How I Became a Liberal

I have friends of many persuasions, politically speaking, and I’m always intrigued when I meet parents and children who end up on opposite ends of the spectrum. Is it a simple case of rebellion? Or did the kids carefully reason through their world view and announce one day, “Mom and Dad, I reject everything you hold dear.” Thank goodness that never happened in the Henderson household!

But how did I, who can remember when my hometown movie theater back in Alabama had a door marked “colored entrance” (it led straight to the balcony), and whose mother snatched off my black armband on Vietnam Moratorium Day in 1970, end up a liberal? Two words: Uncle Jack.

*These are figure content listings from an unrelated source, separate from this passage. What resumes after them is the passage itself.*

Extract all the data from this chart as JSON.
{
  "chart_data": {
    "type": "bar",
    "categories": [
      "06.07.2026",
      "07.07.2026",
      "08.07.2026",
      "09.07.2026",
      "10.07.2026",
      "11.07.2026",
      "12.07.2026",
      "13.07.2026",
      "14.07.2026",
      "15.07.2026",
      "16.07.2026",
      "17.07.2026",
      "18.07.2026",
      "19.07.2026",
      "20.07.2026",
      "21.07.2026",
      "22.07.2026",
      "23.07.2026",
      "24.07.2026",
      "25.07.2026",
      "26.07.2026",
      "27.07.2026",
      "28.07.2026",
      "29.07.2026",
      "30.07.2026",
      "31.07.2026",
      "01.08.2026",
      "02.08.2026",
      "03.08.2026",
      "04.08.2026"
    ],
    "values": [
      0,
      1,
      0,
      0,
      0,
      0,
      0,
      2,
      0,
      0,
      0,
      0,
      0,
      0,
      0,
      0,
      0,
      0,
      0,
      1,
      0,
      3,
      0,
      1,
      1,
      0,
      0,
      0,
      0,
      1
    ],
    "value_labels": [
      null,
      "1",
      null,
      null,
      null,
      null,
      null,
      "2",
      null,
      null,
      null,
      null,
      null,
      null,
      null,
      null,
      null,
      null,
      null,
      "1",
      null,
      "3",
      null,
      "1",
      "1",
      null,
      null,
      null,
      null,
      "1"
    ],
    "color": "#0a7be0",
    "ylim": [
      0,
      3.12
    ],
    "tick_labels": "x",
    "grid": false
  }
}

The much-loved and coddled youngest of 11 children, he grew up to be the family intellectual. He ventured to Scotland (!) to get a doctorate in theology. He marched in Selma. He had a framed picture of Martin Luther King in his office. (That last one was quite a bone of contention among his conservative older brothers.) He had a fabulous life partner, Paul, who told me I looked like model when I was a scrawny teenager. And Uncle Jack was a liberal. Oh yeah! And if he was a liberal, I wanted to learn about politics and be one too.

Uncle Jack, the baby brother my mother adored, is 82 now, still smoking like a chimney, still enjoying a daily vodka and tonic, still going strong. So are the outreach ministries he started at the Presbyterian church he served for many years in Washington DC. He’s larger than life! And his influence lives on, especially in me.